News

10 April 2012

IPC Professional Development mentors school coordinators

IPC Professional Development helped the International School Eindhoven in the Netherlands, to introduce the IPC into the Dutch-speaking sector of the school. IPC was already being used in the school’s international sector.

Here is an interview with the International IPC Coordinator, Fiona Knol about the way the school benefited from IPC Professional Development and you can see more information about the IPC at the International School Eindhoven at https://sites.google.com/a/isce.nl/group6ms2010

IPC: How was the IPC progressing in your international sector prior to the Dutch launch?
Fiona: Actually nothing concrete was happening throughout the school. We had done the initial IPC training but then hadn’t followed it up with any further IPC PD and had just got on with the IPC ourselves, individually. For some it was going very well but not for everyone. We didn’t all do the learning goals and there was very little communication between teachers. Plus, a lot of the teachers who had initially launched the IPC had left.

IPC: So how did you go about improving this?
Fiona: Well, our aim for this year was to become one school; a cohesive learning environment of Dutch learners and International learners. We knew how much potential there was with the IPC and knew it could meet the needs of both sectors of the school. So we decided to reintroduce the IPC for everyone and started by going to the IPC Summer School.

IPC: Was there anything from Summer School that helped you to move forward?
Fiona: Yes. We came back knowing that we needed to appoint two IPC coordinators; one for International and the other for Dutch. The hope was that the two coordinators would assist and guide the rest of the staff to make sure that all the children were getting the most out of their IPC learning. The goal was to work together on the IPC to unify the whole school.

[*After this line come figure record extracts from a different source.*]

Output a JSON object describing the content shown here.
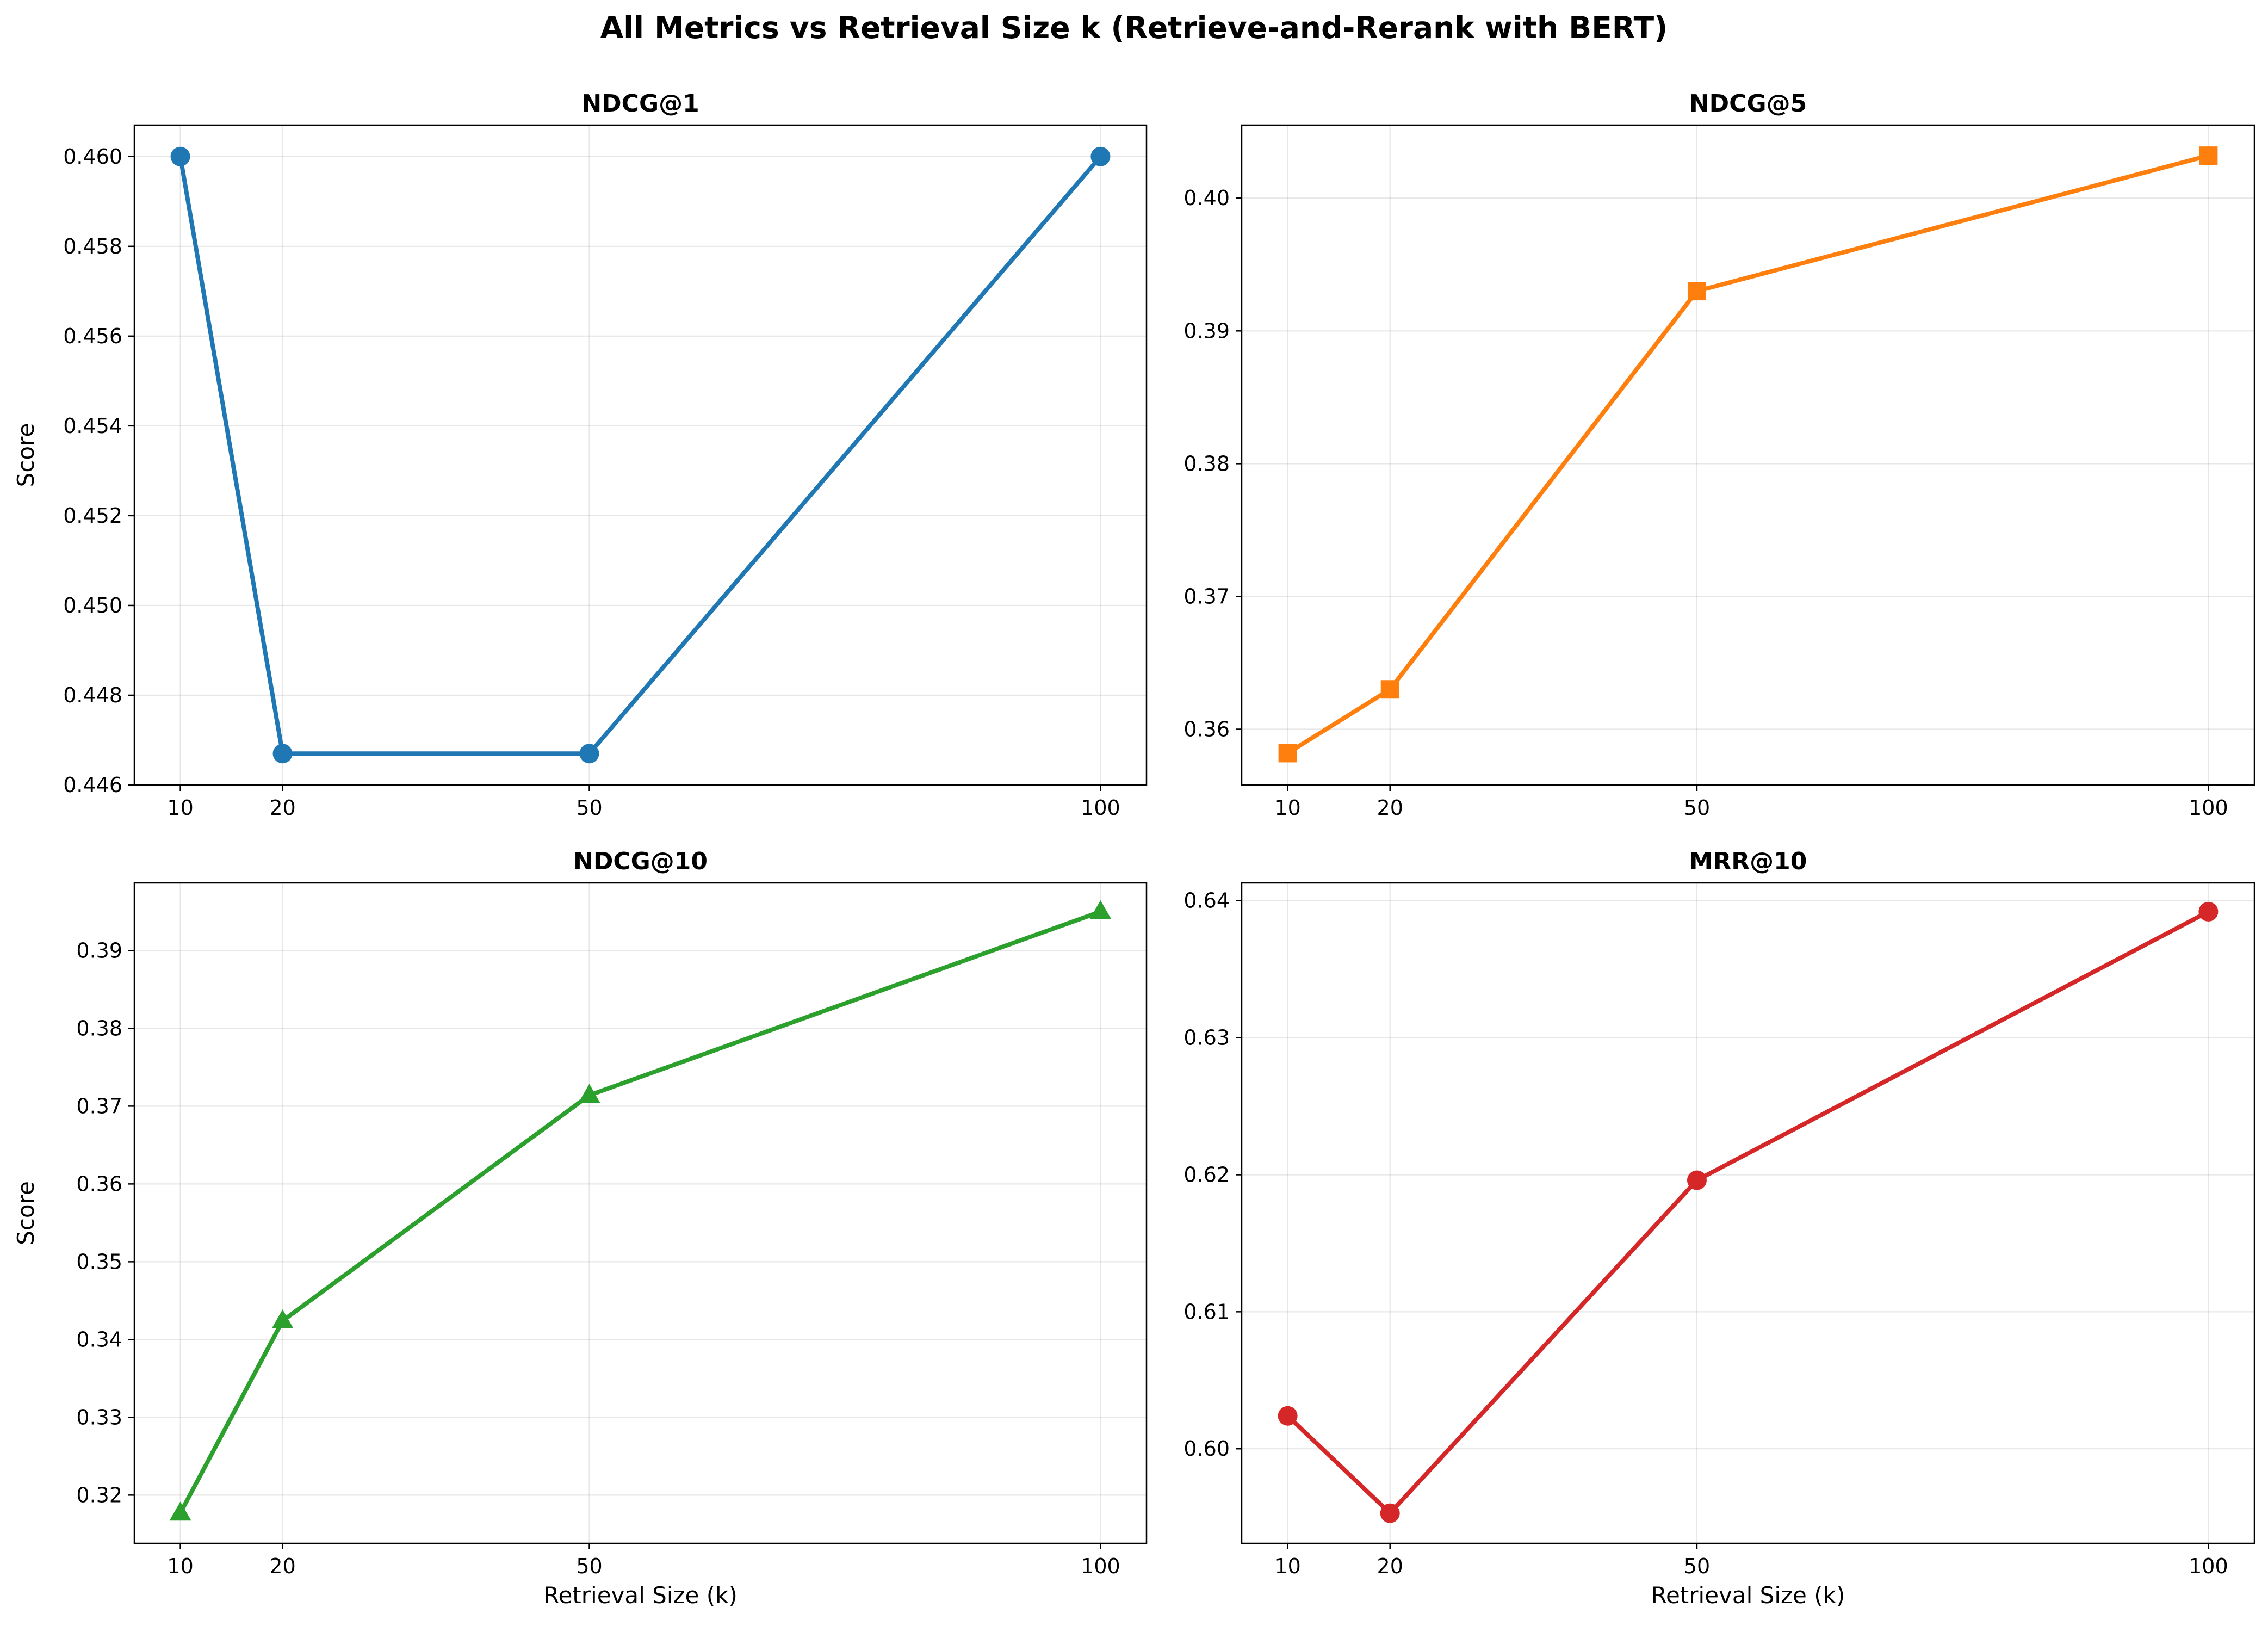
{
  "figure": {
    "suptitle": "All Metrics vs Retrieval Size k (Retrieve-and-Rerank with BERT)"
  },
  "chart_data": [
    {
      "type": "line",
      "title": "NDCG@1",
      "xlabel": "",
      "ylabel": "Score",
      "x": [
        10,
        20,
        50,
        100
      ],
      "xticks": [
        "10",
        "20",
        "50",
        "100"
      ],
      "ylim": [
        0.446,
        0.4607
      ],
      "yticks": [
        0.446,
        0.448,
        0.45,
        0.452,
        0.454,
        0.456,
        0.458,
        0.46
      ],
      "ytick_labels": [
        "0.446",
        "0.448",
        "0.450",
        "0.452",
        "0.454",
        "0.456",
        "0.458",
        "0.460"
      ],
      "series": [
        {
          "values": [
            0.46,
            0.4467,
            0.4467,
            0.46
          ],
          "color": "#1f77b4",
          "marker": "circle"
        }
      ],
      "grid": true
    },
    {
      "type": "line",
      "title": "NDCG@5",
      "xlabel": "",
      "ylabel": "",
      "x": [
        10,
        20,
        50,
        100
      ],
      "xticks": [
        "10",
        "20",
        "50",
        "100"
      ],
      "ylim": [
        0.3558,
        0.4055
      ],
      "yticks": [
        0.36,
        0.37,
        0.38,
        0.39,
        0.4
      ],
      "ytick_labels": [
        "0.36",
        "0.37",
        "0.38",
        "0.39",
        "0.40"
      ],
      "series": [
        {
          "values": [
            0.3582,
            0.363,
            0.393,
            0.4032
          ],
          "color": "#ff7f0e",
          "marker": "square"
        }
      ],
      "grid": true
    },
    {
      "type": "line",
      "title": "NDCG@10",
      "xlabel": "Retrieval Size (k)",
      "ylabel": "Score",
      "x": [
        10,
        20,
        50,
        100
      ],
      "xticks": [
        "10",
        "20",
        "50",
        "100"
      ],
      "ylim": [
        0.3138,
        0.3987
      ],
      "yticks": [
        0.32,
        0.33,
        0.34,
        0.35,
        0.36,
        0.37,
        0.38,
        0.39
      ],
      "ytick_labels": [
        "0.32",
        "0.33",
        "0.34",
        "0.35",
        "0.36",
        "0.37",
        "0.38",
        "0.39"
      ],
      "series": [
        {
          "values": [
            0.3177,
            0.3424,
            0.3714,
            0.395
          ],
          "color": "#2ca02c",
          "marker": "triangle"
        }
      ],
      "grid": true
    },
    {
      "type": "line",
      "title": "MRR@10",
      "xlabel": "Retrieval Size (k)",
      "ylabel": "",
      "x": [
        10,
        20,
        50,
        100
      ],
      "xticks": [
        "10",
        "20",
        "50",
        "100"
      ],
      "ylim": [
        0.5931,
        0.6413
      ],
      "yticks": [
        0.6,
        0.61,
        0.62,
        0.63,
        0.64
      ],
      "ytick_labels": [
        "0.60",
        "0.61",
        "0.62",
        "0.63",
        "0.64"
      ],
      "series": [
        {
          "values": [
            0.6024,
            0.5953,
            0.6196,
            0.6392
          ],
          "color": "#d62728",
          "marker": "circle"
        }
      ],
      "grid": true
    }
  ]
}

IPC: That was a big job for the coordinators!
Fiona: It was, but we had a lot of support from IPC Professional Development. They came on several times for PD study days and to do classroom observations where they worked with us coordinators to advise, encourage and support the teachers during their IPC time. They also gave us huge confidence as coordinators because it is actually very nerve-wracking running a meeting or giving your peers constructive advice when you’ve never done that before. They guided us through the process and were constantly available by email or telephone if we ever needed their help or encouragement.

IPC: What difference did this make to your introduction of the IPC across the school?
Fiona: Everyone is so much more enthusiastic. It has helped us to get everyone involved because, as coordinators we are taking the lead.

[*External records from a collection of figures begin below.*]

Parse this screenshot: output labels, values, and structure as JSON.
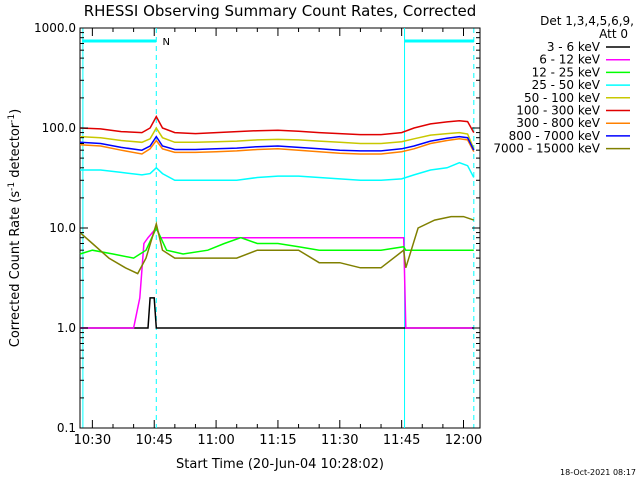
{
  "chart_data": {
    "type": "line",
    "title": "RHESSI Observing Summary Count Rates, Corrected",
    "xlabel": "Start Time (20-Jun-04 10:28:02)",
    "ylabel_main": "Corrected Count Rate (s",
    "ylabel_sup1": "-1",
    "ylabel_mid": " detector",
    "ylabel_sup2": "-1",
    "ylabel_end": ")",
    "yscale": "log",
    "ylim": [
      0.1,
      1000
    ],
    "xlim_minutes": [
      627,
      724
    ],
    "x_ticks": [
      {
        "m": 630,
        "label": "10:30"
      },
      {
        "m": 645,
        "label": "10:45"
      },
      {
        "m": 660,
        "label": "11:00"
      },
      {
        "m": 675,
        "label": "11:15"
      },
      {
        "m": 690,
        "label": "11:30"
      },
      {
        "m": 705,
        "label": "11:45"
      },
      {
        "m": 720,
        "label": "12:00"
      }
    ],
    "y_ticks": [
      {
        "v": 1000,
        "label": "1000.0"
      },
      {
        "v": 100,
        "label": "100.0"
      },
      {
        "v": 10,
        "label": "10.0"
      },
      {
        "v": 1,
        "label": "1.0"
      },
      {
        "v": 0.1,
        "label": "0.1"
      }
    ],
    "legend_header": [
      "Det 1,3,4,5,6,9,",
      "Att 0"
    ],
    "legend_placement": "right",
    "footer_date": "18-Oct-2021 08:17",
    "night_marker_label": "N",
    "night_intervals": [
      [
        627.5,
        645.5
      ],
      [
        705.7,
        722.5
      ]
    ],
    "dashed_markers": [
      645.5,
      722.5
    ],
    "solid_markers": [
      627.7,
      705.7
    ],
    "series": [
      {
        "name": "3 - 6 keV",
        "color": "#000000",
        "x": [
          627,
          632,
          637,
          641,
          643.5,
          644,
          645,
          645.5,
          646,
          650,
          660,
          670,
          680,
          690,
          700,
          704,
          705.5,
          706,
          722.5
        ],
        "y": [
          1,
          1,
          1,
          1,
          1,
          2,
          2,
          1,
          1,
          1,
          1,
          1,
          1,
          1,
          1,
          1,
          1,
          1,
          1
        ]
      },
      {
        "name": "6 - 12 keV",
        "color": "#ff00ff",
        "x": [
          627,
          640,
          641.5,
          642.5,
          643.5,
          645.5,
          646.5,
          648,
          655,
          660,
          665,
          670,
          675,
          680,
          690,
          700,
          705.5,
          706,
          706.5,
          722.5
        ],
        "y": [
          1,
          1,
          2,
          7,
          8,
          10,
          8,
          8,
          8,
          8,
          8,
          8,
          8,
          8,
          8,
          8,
          8,
          1,
          1,
          1
        ]
      },
      {
        "name": "12 - 25 keV",
        "color": "#00ff00",
        "x": [
          627,
          630,
          635,
          640,
          643,
          645.5,
          648,
          652,
          658,
          662,
          666,
          670,
          675,
          680,
          685,
          690,
          695,
          700,
          705.5,
          706,
          710,
          715,
          720,
          722.5
        ],
        "y": [
          5.5,
          6,
          5.5,
          5,
          6,
          10,
          6,
          5.5,
          6,
          7,
          8,
          7,
          7,
          6.5,
          6,
          6,
          6,
          6,
          6.5,
          6,
          6,
          6,
          6,
          6
        ]
      },
      {
        "name": "25 - 50 keV",
        "color": "#00ffff",
        "x": [
          627,
          632,
          637,
          642,
          644,
          645.5,
          647,
          650,
          655,
          660,
          665,
          670,
          675,
          680,
          685,
          690,
          695,
          700,
          705,
          708,
          712,
          716,
          719,
          721,
          722.5
        ],
        "y": [
          38,
          38,
          36,
          34,
          35,
          40,
          35,
          30,
          30,
          30,
          30,
          32,
          33,
          33,
          32,
          31,
          30,
          30,
          31,
          34,
          38,
          40,
          45,
          42,
          32
        ]
      },
      {
        "name": "50 - 100 keV",
        "color": "#c8c800",
        "x": [
          627,
          632,
          637,
          642,
          644,
          645.5,
          647,
          650,
          655,
          660,
          665,
          670,
          675,
          680,
          685,
          690,
          695,
          700,
          705,
          708,
          712,
          716,
          719,
          721,
          722.5
        ],
        "y": [
          82,
          80,
          75,
          72,
          78,
          100,
          80,
          72,
          72,
          73,
          74,
          76,
          77,
          76,
          74,
          72,
          70,
          70,
          73,
          78,
          85,
          88,
          90,
          87,
          62
        ]
      },
      {
        "name": "100 - 300 keV",
        "color": "#e00000",
        "x": [
          627,
          632,
          637,
          642,
          644,
          645.5,
          647,
          650,
          655,
          660,
          665,
          670,
          675,
          680,
          685,
          690,
          695,
          700,
          705,
          708,
          712,
          716,
          719,
          721,
          722.5
        ],
        "y": [
          100,
          98,
          92,
          90,
          100,
          130,
          100,
          90,
          88,
          90,
          92,
          94,
          95,
          93,
          90,
          88,
          86,
          86,
          90,
          100,
          110,
          115,
          118,
          116,
          90
        ]
      },
      {
        "name": "300 - 800 keV",
        "color": "#ff8000",
        "x": [
          627,
          632,
          637,
          642,
          644,
          645.5,
          647,
          650,
          655,
          660,
          665,
          670,
          675,
          680,
          685,
          690,
          695,
          700,
          705,
          708,
          712,
          716,
          719,
          721,
          722.5
        ],
        "y": [
          68,
          66,
          60,
          55,
          62,
          75,
          62,
          57,
          57,
          58,
          59,
          61,
          62,
          60,
          58,
          56,
          55,
          55,
          58,
          62,
          70,
          75,
          78,
          76,
          58
        ]
      },
      {
        "name": "800 - 7000 keV",
        "color": "#0000ff",
        "x": [
          627,
          632,
          637,
          642,
          644,
          645.5,
          647,
          650,
          655,
          660,
          665,
          670,
          675,
          680,
          685,
          690,
          695,
          700,
          705,
          708,
          712,
          716,
          719,
          721,
          722.5
        ],
        "y": [
          72,
          70,
          64,
          60,
          66,
          82,
          66,
          61,
          61,
          62,
          63,
          65,
          66,
          64,
          62,
          60,
          59,
          59,
          62,
          66,
          74,
          79,
          82,
          80,
          60
        ]
      },
      {
        "name": "7000 - 15000 keV",
        "color": "#808000",
        "x": [
          627,
          630,
          634,
          638,
          641,
          643,
          645.5,
          647,
          650,
          655,
          660,
          665,
          670,
          675,
          680,
          685,
          690,
          695,
          700,
          705.5,
          706,
          709,
          713,
          717,
          720,
          722.5
        ],
        "y": [
          9,
          7,
          5,
          4,
          3.5,
          5,
          11,
          6,
          5,
          5,
          5,
          5,
          6,
          6,
          6,
          4.5,
          4.5,
          4,
          4,
          6,
          4,
          10,
          12,
          13,
          13,
          12
        ]
      }
    ]
  }
}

IPC: Can you give some examples?
Fiona: We now have milepost meetings where all the teachers and assistants involved in that milepost work together to regularly review and plan their IPC units. This has created the opportunity to meet in small groups which has encouraged everyone to contribute more. Sharing of ideas and resources has become really big and everyone is now participating. Also, the classrooms are no longer closed doors. They used to be like little islands within the school. Now staff go in and out of each other’s classrooms and we actively take time in the middle of our units to pull teachers from different mileposts to see what the other mileposts are actually doing.

IPC: Do you anticipate any more IPC Professional Development in the near future?
Fiona: Yes, we will definitely be planning one more day this year but IPC has done a great job of helping us to help ourselves and so now there’s lots that we can do within the school.